U.S. judge rejects firm's bid to see grand jury material in Russia troll case

WASHINGTON (Reuters) - A U.S. District Court judge ruled on Friday that a Russian company charged with meddling in the 2016 U.S. presidential election is not entitled to review grand jury materials and gave the two sides 10 days to agree on rules for sharing evidence.

Lawyers for the Russian company, Concord Management and Consulting LLC, had last month asked the judge for permission to review the instructions provided to the grand jury, arguing the case was flawed because there was no evidence the company knowingly and “willfully” violated American laws.

District Judge Dabney Friedrich denied that request, saying it was not clear the issue would be critical to the defense, which has indicated it plans to file a motion to dismiss the case, and that she considered it an unjustified step.

“Breaching the secrecy of the grand jury is not an easy thing to do,” Friedrich said at the hearing.

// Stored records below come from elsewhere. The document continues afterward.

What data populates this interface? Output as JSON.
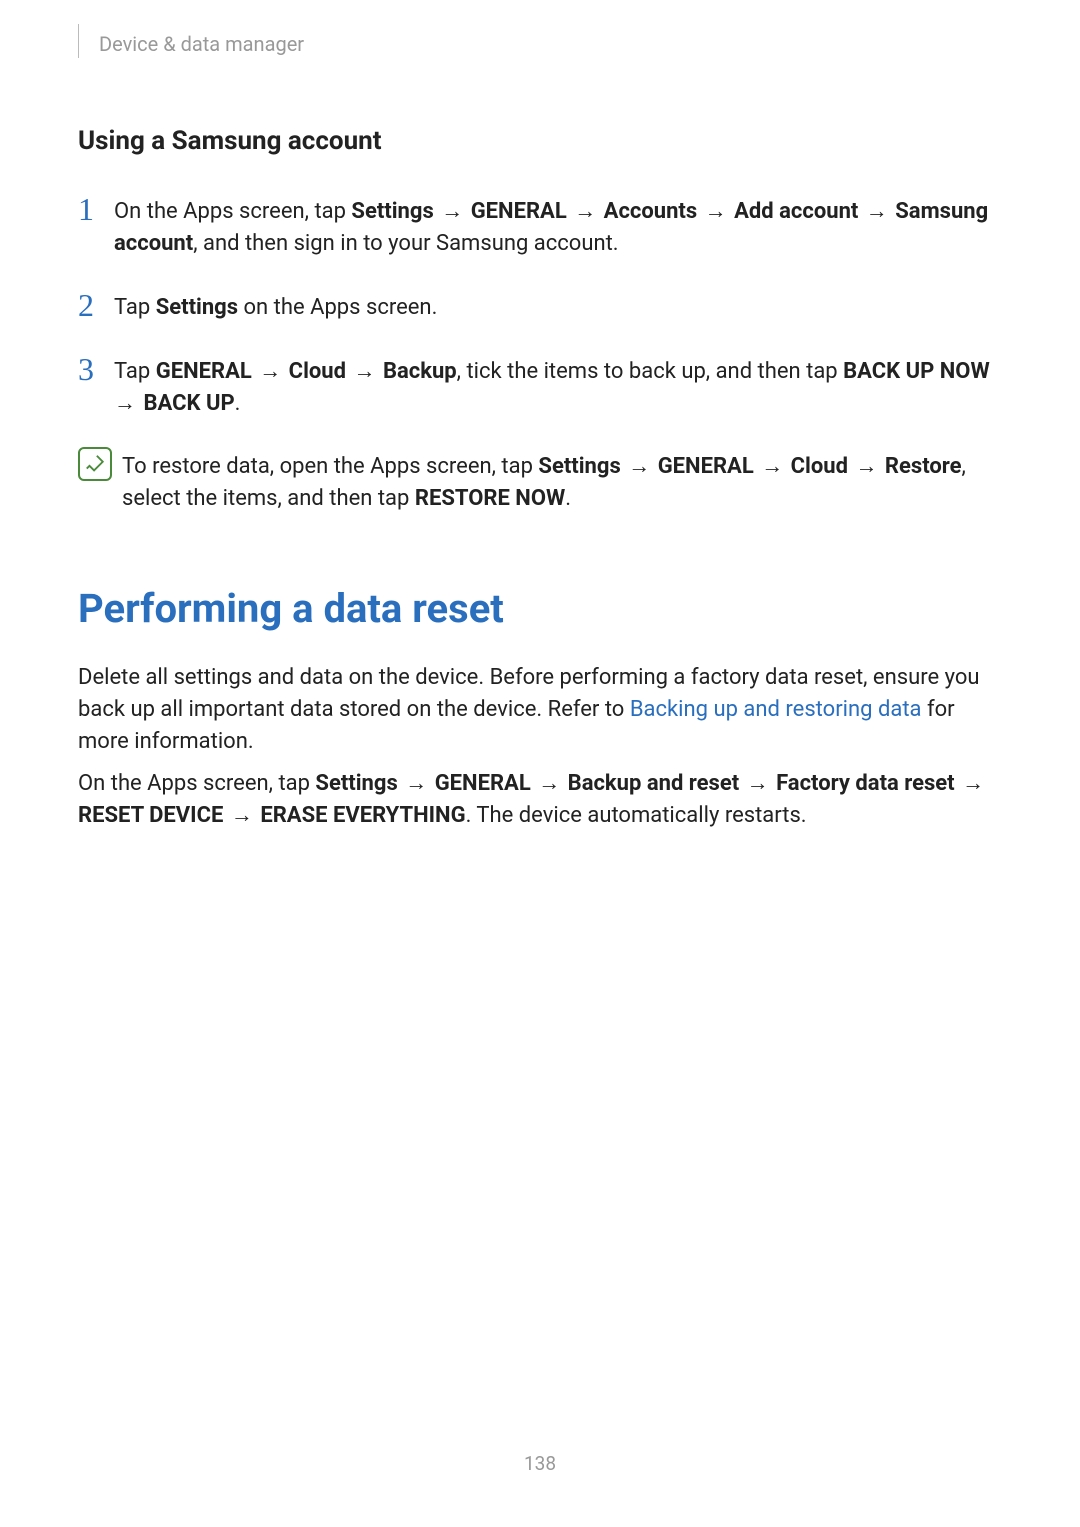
{
  "header": {
    "breadcrumb": "Device & data manager"
  },
  "section1": {
    "title": "Using a Samsung account",
    "steps": {
      "s1": {
        "num": "1",
        "pre": "On the Apps screen, tap ",
        "b1": "Settings",
        "arr1": " → ",
        "b2": "GENERAL",
        "arr2": " → ",
        "b3": "Accounts",
        "arr3": " → ",
        "b4": "Add account",
        "arr4": " → ",
        "b5": "Samsung account",
        "post": ", and then sign in to your Samsung account."
      },
      "s2": {
        "num": "2",
        "pre": "Tap ",
        "b1": "Settings",
        "post": " on the Apps screen."
      },
      "s3": {
        "num": "3",
        "pre": "Tap ",
        "b1": "GENERAL",
        "arr1": " → ",
        "b2": "Cloud",
        "arr2": " → ",
        "b3": "Backup",
        "mid": ", tick the items to back up, and then tap ",
        "b4": "BACK UP NOW",
        "arr3": " → ",
        "b5": "BACK UP",
        "post": "."
      }
    },
    "note": {
      "pre": "To restore data, open the Apps screen, tap ",
      "b1": "Settings",
      "arr1": " → ",
      "b2": "GENERAL",
      "arr2": " → ",
      "b3": "Cloud",
      "arr3": " → ",
      "b4": "Restore",
      "mid": ", select the items, and then tap ",
      "b5": "RESTORE NOW",
      "post": "."
    }
  },
  "section2": {
    "heading": "Performing a data reset",
    "p1": {
      "t1": "Delete all settings and data on the device. Before performing a factory data reset, ensure you back up all important data stored on the device. Refer to ",
      "link": "Backing up and restoring data",
      "t2": " for more information."
    },
    "p2": {
      "pre": "On the Apps screen, tap ",
      "b1": "Settings",
      "arr1": " → ",
      "b2": "GENERAL",
      "arr2": " → ",
      "b3": "Backup and reset",
      "arr3": " → ",
      "b4": "Factory data reset",
      "arr4": " → ",
      "b5": "RESET DEVICE",
      "arr5": " → ",
      "b6": "ERASE EVERYTHING",
      "post": ". The device automatically restarts."
    }
  },
  "page_number": "138"
}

Concord is one of three companies and 13 Russian individuals indicted in February by U.S. Special Counsel Robert Mueller as part of his probe into possible collusion between Russia and the 2016 presidential campaign of Donald Trump.

Prosecutors have charged Concord with funding a propaganda operation to sow discord during the election through social media. They allege the company is controlled by Evgeny Prigozhin, who is known as “Putin’s cook” because his catering business has organized banquets for Russian President Vladimir Putin. Prigozhin has also been charged in the case.

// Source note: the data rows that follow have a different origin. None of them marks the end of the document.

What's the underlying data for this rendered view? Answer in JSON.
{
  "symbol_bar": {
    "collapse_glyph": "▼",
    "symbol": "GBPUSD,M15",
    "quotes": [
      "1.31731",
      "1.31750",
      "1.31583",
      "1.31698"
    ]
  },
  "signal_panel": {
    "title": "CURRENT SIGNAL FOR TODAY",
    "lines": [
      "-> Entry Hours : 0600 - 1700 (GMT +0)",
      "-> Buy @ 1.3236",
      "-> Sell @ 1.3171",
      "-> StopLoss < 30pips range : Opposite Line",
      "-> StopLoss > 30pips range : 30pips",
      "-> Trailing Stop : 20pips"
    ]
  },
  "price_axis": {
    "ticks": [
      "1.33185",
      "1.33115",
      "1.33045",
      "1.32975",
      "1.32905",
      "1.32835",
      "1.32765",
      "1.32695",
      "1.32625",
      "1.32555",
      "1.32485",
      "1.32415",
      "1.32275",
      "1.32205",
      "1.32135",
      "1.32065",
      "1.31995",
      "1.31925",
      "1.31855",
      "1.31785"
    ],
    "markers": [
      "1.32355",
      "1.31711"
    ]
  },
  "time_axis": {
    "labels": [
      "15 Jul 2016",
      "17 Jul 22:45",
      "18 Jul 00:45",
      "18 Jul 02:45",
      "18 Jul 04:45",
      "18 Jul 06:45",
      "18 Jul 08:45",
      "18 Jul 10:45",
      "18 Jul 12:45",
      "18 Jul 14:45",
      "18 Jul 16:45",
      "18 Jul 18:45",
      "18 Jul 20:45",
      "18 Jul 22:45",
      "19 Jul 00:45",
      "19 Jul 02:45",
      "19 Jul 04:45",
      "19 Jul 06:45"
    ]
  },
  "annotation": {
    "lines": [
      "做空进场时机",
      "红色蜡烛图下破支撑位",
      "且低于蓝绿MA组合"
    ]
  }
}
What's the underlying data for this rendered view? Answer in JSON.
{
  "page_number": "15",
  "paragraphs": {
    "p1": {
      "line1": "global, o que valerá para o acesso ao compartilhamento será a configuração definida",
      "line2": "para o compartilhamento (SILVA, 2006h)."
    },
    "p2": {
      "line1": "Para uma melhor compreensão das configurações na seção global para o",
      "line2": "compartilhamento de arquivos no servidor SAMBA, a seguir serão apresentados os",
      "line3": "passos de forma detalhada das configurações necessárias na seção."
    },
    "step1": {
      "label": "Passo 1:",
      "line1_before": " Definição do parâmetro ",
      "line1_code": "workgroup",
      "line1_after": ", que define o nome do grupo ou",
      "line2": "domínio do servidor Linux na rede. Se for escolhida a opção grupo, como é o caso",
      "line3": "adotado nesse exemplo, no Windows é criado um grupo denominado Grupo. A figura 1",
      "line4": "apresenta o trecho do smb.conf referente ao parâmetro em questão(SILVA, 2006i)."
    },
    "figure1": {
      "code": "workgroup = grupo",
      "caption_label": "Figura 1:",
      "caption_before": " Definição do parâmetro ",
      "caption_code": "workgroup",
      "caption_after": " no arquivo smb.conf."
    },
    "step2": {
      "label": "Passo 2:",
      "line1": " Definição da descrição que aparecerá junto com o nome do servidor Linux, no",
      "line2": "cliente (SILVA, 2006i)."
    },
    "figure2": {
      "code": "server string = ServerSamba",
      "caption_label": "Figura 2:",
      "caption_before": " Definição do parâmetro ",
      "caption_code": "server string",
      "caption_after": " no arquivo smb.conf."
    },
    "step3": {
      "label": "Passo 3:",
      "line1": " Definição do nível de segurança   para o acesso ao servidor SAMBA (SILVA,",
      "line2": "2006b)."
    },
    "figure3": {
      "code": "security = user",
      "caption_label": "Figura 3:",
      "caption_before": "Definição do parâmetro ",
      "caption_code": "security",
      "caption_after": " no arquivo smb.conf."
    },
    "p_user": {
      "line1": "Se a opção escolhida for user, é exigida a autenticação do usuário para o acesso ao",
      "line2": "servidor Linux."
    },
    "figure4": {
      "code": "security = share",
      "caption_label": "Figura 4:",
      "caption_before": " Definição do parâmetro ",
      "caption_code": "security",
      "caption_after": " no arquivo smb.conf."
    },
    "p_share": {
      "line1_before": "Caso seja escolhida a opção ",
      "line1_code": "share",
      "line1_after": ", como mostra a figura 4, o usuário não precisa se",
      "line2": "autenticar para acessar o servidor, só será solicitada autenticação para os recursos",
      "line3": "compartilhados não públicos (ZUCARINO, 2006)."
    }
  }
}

After ruling on the request to review grand jury materials, Judge Friedrich turned her focus to the question of how much evidence Concord Management could share with other defendants, including Prigozhin, who has not appeared in court.

Mueller’s team had sought a protective order to prevent any co-defendant of Concord from gaining access to evidence until they appear in court, arguing providing that information could tip off individuals and entities that are “continuing to engage” in similar attempts to disrupt the U.S. electoral system.

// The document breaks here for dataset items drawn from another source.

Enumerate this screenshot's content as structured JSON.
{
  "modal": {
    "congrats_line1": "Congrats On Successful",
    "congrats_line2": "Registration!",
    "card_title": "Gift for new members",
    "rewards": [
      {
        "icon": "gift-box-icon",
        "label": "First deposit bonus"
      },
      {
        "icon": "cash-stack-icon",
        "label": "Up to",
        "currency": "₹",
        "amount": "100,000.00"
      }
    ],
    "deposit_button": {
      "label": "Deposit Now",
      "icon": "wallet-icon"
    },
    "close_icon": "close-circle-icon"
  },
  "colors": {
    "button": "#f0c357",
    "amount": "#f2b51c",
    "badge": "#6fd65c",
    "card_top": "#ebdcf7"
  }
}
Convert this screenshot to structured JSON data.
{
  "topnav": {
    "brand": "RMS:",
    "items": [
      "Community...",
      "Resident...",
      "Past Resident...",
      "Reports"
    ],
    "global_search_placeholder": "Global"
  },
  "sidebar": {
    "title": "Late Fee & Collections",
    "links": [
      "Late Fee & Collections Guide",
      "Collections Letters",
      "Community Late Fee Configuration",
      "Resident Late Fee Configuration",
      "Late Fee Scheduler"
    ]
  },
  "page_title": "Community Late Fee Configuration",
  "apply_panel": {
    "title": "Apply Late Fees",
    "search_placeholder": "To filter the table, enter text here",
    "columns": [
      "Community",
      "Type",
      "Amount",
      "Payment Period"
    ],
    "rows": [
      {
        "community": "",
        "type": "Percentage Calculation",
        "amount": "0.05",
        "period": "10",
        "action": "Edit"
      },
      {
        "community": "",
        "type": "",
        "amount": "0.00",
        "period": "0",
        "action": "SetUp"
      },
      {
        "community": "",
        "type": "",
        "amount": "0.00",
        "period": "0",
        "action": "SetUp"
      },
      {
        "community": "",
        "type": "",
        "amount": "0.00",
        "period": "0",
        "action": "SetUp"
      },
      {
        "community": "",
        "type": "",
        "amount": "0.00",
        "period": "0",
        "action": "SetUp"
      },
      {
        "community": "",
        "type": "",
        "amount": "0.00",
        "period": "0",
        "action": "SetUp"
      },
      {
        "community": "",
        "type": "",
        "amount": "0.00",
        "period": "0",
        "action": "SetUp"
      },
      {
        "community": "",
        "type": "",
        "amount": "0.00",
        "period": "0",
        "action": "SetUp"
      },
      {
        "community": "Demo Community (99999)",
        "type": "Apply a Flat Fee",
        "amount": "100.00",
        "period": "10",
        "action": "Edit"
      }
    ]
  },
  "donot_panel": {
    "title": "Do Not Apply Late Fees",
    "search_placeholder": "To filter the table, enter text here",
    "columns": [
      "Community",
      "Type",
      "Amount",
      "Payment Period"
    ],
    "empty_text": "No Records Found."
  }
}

Concord, on the other hand, has sought for permission to share the evidence more widely, including with Prigozhin.

Friedrich ordered Mueller’s office and Concord to come up with an agreement by the end of Friday to begin the sharing of evidence - a process known as discovery - on less sensitive documents. The judge gave the two sides 10 days to hammer out a protective order governing all materials in discovery.

“We’ve got to get discovery going,” Friedrich said.